2018, des réponses inédites?

Actualitésle 12 janvier 2018Commentaires fermés

2018, un vœu pour une métropole au rayonnement assumé

Les enfants scolarisés et sans abri, les réfugiés ou demandeurs d’asile éclairent les limites actuelles du « rayonnement de la Métropole lyonnaise ». Ils pourraient constituer pourtant l’occasion d’affirmer une éthique de la prospérité qui donnerait un nouveau sens à l’engagement politique.

Depuis plusieurs mois, des parents d’élèves alertent Mairie et Préfecture sur la situation d’enfants scolarisés mais sans abri. Entre 150 et 200 selon les estimations. En posant la question – comment Lyon ne trouve-t-elle pas une solution rapide pour 200 enfants ? – on hésite entre gêne et sidération.

Les complexités administratives sont mises en avant. Le point est incontestable. État, Département, Métropole, Ville, tous sont tout ou partie compétents dans ce domaine, mais jamais seuls. La définition des limites de responsabilité de chacun mobilise alors l’essentiel de l’énergie des acteurs. Le constat est déshumanisant et il est certain que lesdits acteurs seront choqués de lire ces lignes, mais le réel est-il si différent ? A minima, ne manque-t-il pas une volonté politique chez les uns ou les autres pour d’abord trouver une solution, puis régler la question des compétences ?

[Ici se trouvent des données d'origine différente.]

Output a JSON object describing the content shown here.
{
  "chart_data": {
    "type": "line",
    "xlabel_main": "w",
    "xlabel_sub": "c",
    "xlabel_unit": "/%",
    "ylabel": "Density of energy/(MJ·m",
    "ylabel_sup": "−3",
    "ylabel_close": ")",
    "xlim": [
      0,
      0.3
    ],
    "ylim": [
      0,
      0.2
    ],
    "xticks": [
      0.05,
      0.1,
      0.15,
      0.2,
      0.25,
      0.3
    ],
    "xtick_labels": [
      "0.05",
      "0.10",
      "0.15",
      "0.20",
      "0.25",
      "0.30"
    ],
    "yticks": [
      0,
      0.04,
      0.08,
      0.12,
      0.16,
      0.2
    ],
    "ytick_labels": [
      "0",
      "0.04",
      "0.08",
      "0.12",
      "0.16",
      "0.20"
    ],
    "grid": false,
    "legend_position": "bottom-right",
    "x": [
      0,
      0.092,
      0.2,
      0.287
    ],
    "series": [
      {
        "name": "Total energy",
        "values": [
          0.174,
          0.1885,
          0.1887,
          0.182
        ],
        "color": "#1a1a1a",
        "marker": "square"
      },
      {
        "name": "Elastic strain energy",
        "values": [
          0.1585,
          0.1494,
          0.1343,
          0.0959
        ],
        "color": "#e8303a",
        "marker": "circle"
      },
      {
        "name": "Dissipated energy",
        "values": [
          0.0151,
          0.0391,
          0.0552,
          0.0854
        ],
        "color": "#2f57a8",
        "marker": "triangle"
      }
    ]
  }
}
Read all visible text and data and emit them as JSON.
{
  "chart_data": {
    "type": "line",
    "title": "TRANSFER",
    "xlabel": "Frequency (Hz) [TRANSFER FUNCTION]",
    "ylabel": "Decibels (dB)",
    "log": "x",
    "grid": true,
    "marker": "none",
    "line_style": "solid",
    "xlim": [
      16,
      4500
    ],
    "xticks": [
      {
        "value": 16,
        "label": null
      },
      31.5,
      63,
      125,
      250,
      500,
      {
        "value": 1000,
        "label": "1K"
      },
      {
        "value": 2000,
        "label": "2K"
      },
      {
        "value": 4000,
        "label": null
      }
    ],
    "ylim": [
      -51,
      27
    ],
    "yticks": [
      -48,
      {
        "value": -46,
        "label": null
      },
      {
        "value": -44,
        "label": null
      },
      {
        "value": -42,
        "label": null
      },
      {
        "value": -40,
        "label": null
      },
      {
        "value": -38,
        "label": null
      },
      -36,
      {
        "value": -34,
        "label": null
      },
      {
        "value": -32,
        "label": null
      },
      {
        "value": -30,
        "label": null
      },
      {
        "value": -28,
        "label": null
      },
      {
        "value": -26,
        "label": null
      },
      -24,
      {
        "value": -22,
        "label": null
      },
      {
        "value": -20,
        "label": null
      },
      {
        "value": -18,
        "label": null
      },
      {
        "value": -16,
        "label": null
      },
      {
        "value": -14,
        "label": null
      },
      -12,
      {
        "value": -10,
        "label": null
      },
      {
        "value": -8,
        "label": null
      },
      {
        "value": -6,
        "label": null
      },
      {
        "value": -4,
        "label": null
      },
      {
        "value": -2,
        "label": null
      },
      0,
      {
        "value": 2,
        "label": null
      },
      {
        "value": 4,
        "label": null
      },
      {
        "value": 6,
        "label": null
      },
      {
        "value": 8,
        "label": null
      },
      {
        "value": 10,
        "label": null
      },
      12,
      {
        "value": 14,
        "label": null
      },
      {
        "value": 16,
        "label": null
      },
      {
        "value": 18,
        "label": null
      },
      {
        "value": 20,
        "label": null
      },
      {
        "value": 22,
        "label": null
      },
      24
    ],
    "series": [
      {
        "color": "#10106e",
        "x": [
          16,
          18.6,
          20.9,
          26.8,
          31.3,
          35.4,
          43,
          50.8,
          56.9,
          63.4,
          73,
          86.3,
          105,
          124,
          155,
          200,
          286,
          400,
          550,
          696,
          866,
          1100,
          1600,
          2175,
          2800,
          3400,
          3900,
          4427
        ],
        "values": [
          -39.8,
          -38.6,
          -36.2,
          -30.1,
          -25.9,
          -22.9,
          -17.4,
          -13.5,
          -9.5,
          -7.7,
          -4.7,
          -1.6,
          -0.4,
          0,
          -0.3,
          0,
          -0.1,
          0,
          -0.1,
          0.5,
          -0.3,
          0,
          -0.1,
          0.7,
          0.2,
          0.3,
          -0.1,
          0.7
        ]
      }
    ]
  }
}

L’inertie a toutefois des causes plus profondes. Depuis la célèbre phrase d’un premier ministre de gauche, supposée en référer au réalisme de celle-ci, s’est diffusée la conviction politique que des mesures trop favorables aux réfugiés et autres demandeurs d’asile créeraient un appel d’air peu souhaitable. L’actuel Ministre de l’Intérieur l’a rappelé sans gène cet été à plusieurs reprises. Comment ne pas voir cette conviction à l’oeuvre dans la situation des mineurs sans abri à Lyon ?

Faut-il critiquer cette situation ? Incontestablement. Les responsables politiques lyonnais se qualifient trop souvent d’humanistes pour ne pas, de temps en temps, se voir évaluer à l’aune de cette valeur. Mais on doit aussi s’extraire d’un débat trop simpliste et comprendre pourquoi il importe de se saisir de ces sujets.

Pas de rayonnement sans réfugiés

La présence de réfugiés/demandeurs d’asile à Lyon est l’autre facette de l’attractivité de la ville. Le « rayonnement »est l’alpha et l’oméga de toutes les politiques publiques menées ici. Nos élus, comme beaucoup de lyonnais, sont flattés et fiers de voir la ville figurer dans les nombreux classements relatifs à l’attractivité ou la qualité de vie. La présence de réfugiés souhaitant bénéficier de cette dernière n’est pas surprenante. Revers de la médaille ? Peut-être. Considérer que nous pourrions avoir l’attractivité sélective serait d’une grande bêtise.

Les métropoles sont les lieux où se créent les richesses, car elles concentrent matières grises, capitaux et infrastructures. N’est-ce pas le lieu aussi où doivent émerger des solutions nouvelles à des problèmes anciens et récurrents ?

Une responsabilité particulière naît de la prospérité, quand bien même celle-ci serait méritée. Notre héritage judéo-chrétien nous y invite. Nos convictions républicaines nous l’imposent.

Cette éthique de la prospérité peut guider la politique menée au sein de la Métropole. Les difficultés rencontrées constitueraient alors des catalyseurs pour faire émerger des solutions nouvelles.

En l’espèce, nous pourrions aisément bâtir des habitats temporaires (et réutilisables) de qualité, à base de conteneurs ou de bois – le territoire dispose d’ailleurs d’entreprises leader sur le sujet – et expérimenter de nouvelles approches visant à favoriser l’intégration – langue, culture, codes sociaux – là où l’État a si souvent échoué ces dernières années. Seule la volonté de faire manque aujourd’hui.

Souhaitons-nous pour 2018 cette volonté et cette éthique de la prospérité. Elles redonneront du sens à l’engagement politique.